Rerik
Ostsee-Radweg,  Reisen

Rerik

Nach einer etwas schlaflosen Nacht wache ich gegen sechs Uhr auf. Und es ist kalt. Noch etwas unbeholfen schäle ich mich aus dem Schlafsack und mach mich auf den Weg in den warmen Sanitärraum um mich frisch für den Tag zu machen. Nach einem kleinen Frühstück aus meiner Proviant-Box kann es dann langsam losgehen, die Sachen zu packen. Das Zelt wieder zusammenzupacken stellt sich dann doch etwas schwieriger heraus als das aufbauen. Irgendwie kriege ich es nach der Anleitung in eine Form, in der ich es zumindest fast ganz in die Verpackung verstauen kann. Nachdem wieder alles im Anhänger ist und dieser wieder am Fahrrad angehangen wurde, kann ich aufbrechen.
Mein Weg führt mich wieder über Wismar weiter Richtung Groß Strömkendorf. Wieder geht es nicht immer direkt am Wasser entlang. Teilweise führt der Weg parallel zur Landstraße vorbei. Dann passiert es.
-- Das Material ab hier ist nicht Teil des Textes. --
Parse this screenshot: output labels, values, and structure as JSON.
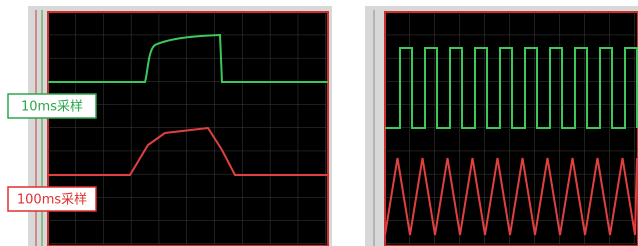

Mit einem lauten Knall verabschiedete sich kurz nach Wismar mein Hinterreifen. Platten! Das geht ja gut los. Mitten an der Landstraße muss ich jetzt, die Seitentaschen abschnallen, den Anhänger abkoppeln und den Schlauch wechseln.

Autsch…

Bei meinen „professionellen“ Handwerken am Hinterrad habe ich mich an der rechten Hand verletzt. Kurz säubern und weiter geht’s. Irgendwie kriege ich den Schlauchwechsel auch mit meinen zwei linken Händen hin und fahre nach einer gefühlten Ewigkeit weiter Richtung Osten. Ich richte mich an die Wegweiser Richtung Rostock. Nur leider verpasse ich dadurch bei Groß Strömkendorf die Zufahrt zur Insel Poel. Diese kleine Insel war eigentlich ein kleines Ziel meiner Tour. Als ich meinen Fehler in Blowatz bemerke, entscheid ich mich nicht nochmal umzudrehen, sondern weiterzufahren.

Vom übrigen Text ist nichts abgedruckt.